I did a real Sunday where I stayed offline, napped, had some outside time, had an indoor picnic, and tried to relax. But Monday came and I was still in a very bad mood rather than feeling refreshed. I did get edits back from one of my essay subjects and he approved of the general tone of my draft even if there were plenty of factual corrections (which I knew I needed help on. I wasn't able to keep that many generations back to the Civil War straight—too many nameless ancestors! Glad to have the family tree sorted out now). That was a huge relief. I also soaked the tiny bit of butter beans I had left and kept swapping out the soaking water, feeding it to the outside plants. Of course, because we all know how I'm to die, I put them on the stove to cook and promptly forgot about them for a few hours. Fortunately, it was the lowest flame possible and I remembered before they burned.
I threw this one together from leftover upholstery cover material because I wanted to send pictures to my mom about how to do the bottom corners of a bag. I had insisted when I saw her in March that we take her old sewing machine to get fixed, but then the lockdown began and she couldn't get it for six weeks. It came back with a big scratch but otherwise seems to be running well. On that visit, I had also left her lots of fabric scraps and mailed her even more later. I thought it would be a nice break or new hobby but apparently sending her pictures of my bags made her jealous and frustrated so she stopped to eat snacks instead. I am 100% her daughter because I also eat when I get upset.
Lavender seedlings!! I hate the idea that I'll have to choose the strongest later but for now, I am delighted. My one audible yelp from last week was when I saw the first one poking up from the south-facing bathroom window. There is barely any room in there for the upside down boxes stacked to reach the windowsill sunlight but I'm happy to cede that space for a while.

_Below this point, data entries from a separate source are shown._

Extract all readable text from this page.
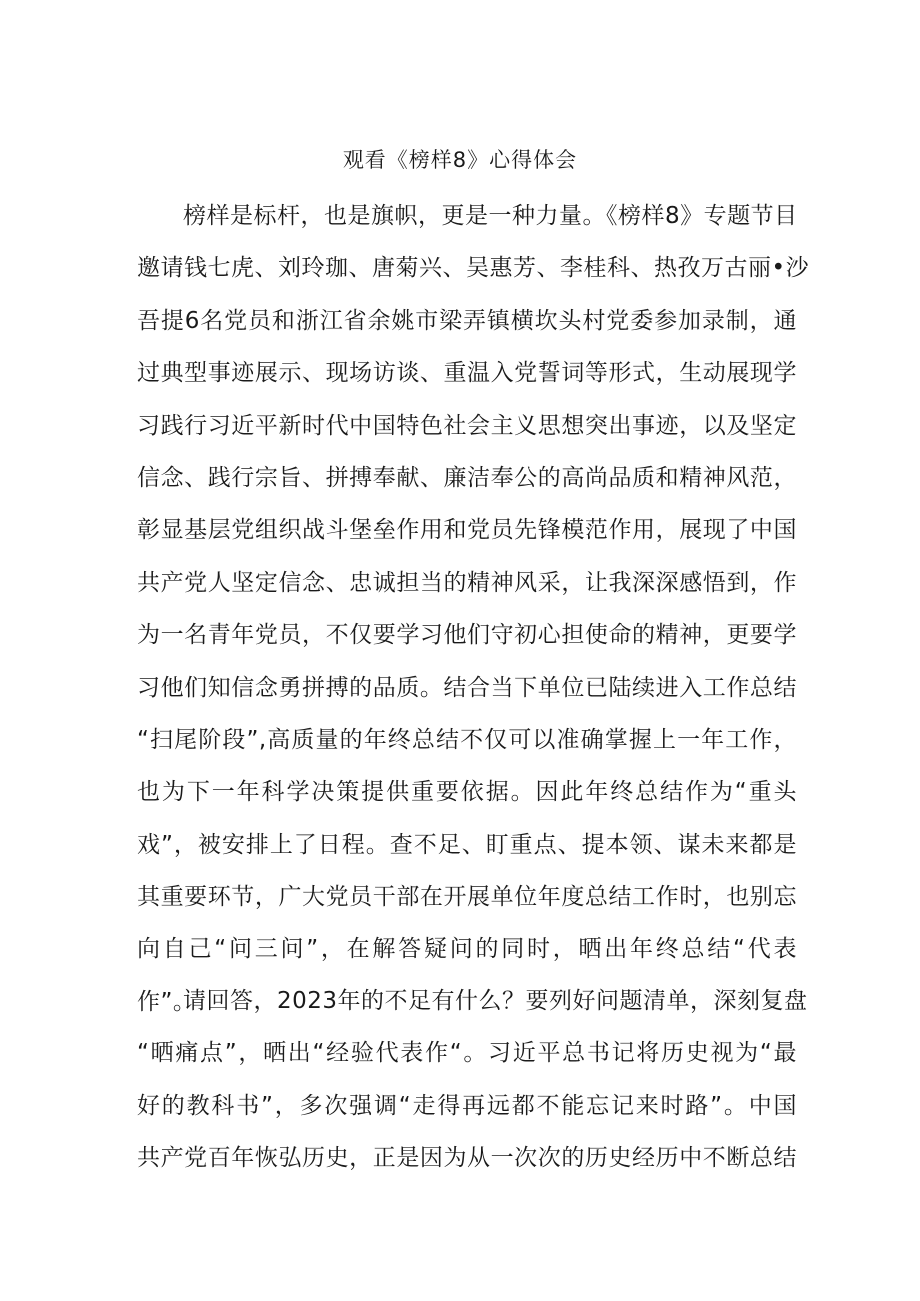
观看《榜样8》心得体会
榜样是标杆，也是旗帜，更是一种力量。《榜样8》专题节目
邀请钱七虎、刘玲珈、唐菊兴、吴惠芳、李桂科、热孜万古丽•沙
吾提6名党员和浙江省余姚市梁弄镇横坎头村党委参加录制，通
过典型事迹展示、现场访谈、重温入党誓词等形式，生动展现学
习践行习近平新时代中国特色社会主义思想突出事迹，以及坚定
信念、践行宗旨、拼搏奉献、廉洁奉公的高尚品质和精神风范，
彰显基层党组织战斗堡垒作用和党员先锋模范作用，展现了中国
共产党人坚定信念、忠诚担当的精神风采，让我深深感悟到，作
为一名青年党员，不仅要学习他们守初心担使命的精神，更要学
习他们知信念勇拼搏的品质。结合当下单位已陆续进入工作总结
“扫尾阶段”,高质量的年终总结不仅可以准确掌握上一年工作，
也为下一年科学决策提供重要依据。因此年终总结作为“重头
戏”，被安排上了日程。查不足、盯重点、提本领、谋未来都是
其重要环节，广大党员干部在开展单位年度总结工作时，也别忘
向自己“问三问”，在解答疑问的同时，晒出年终总结“代表
作”。
请回答，2023年的不足有什么？要列好问题清单，深刻复盘
“晒痛点”，晒出“经验代表作“。习近平总书记将历史视为“最
好的教科书”，多次强调“走得再远都不能忘记来时路”。中国
共产党百年恢弘历史，正是因为从一次次的历史经历中不断总结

I've switched to all brush and gouache lately for my rhododendron drawings and that has been a lot of fun. Some days I don't make it but mostly every day for at least a minute or three, I get to not be in the crappiest mood ever. It's a low-grade crappiness but cumulative, so I was relieved for a slight break today in it because I found out I got another small relief grant. They are extremely aptly named.
I probably shared this last year but wanted to share again. A year ago (in April 2019), I worked with four 4th grade classes in Oberlin for Allen Memorial Art Museum programming. It was fantastic, well-supported, well-received work. I miss teaching, being close to human beans, sharing paper joy. I hope it won't be years before I can return to this work and know that my crappy moods stem from an inability to fully grieve and grasp these losses. It's nothing like the families who could not be with their dying loved ones, and different from the anxiety I feel as each day I hear from more friends about their recovery from illness, or sickness and deaths of their loved ones. But it's all related. Trying to to stay nourished, make space for it all even if my containers are insufficient, and encourage new life.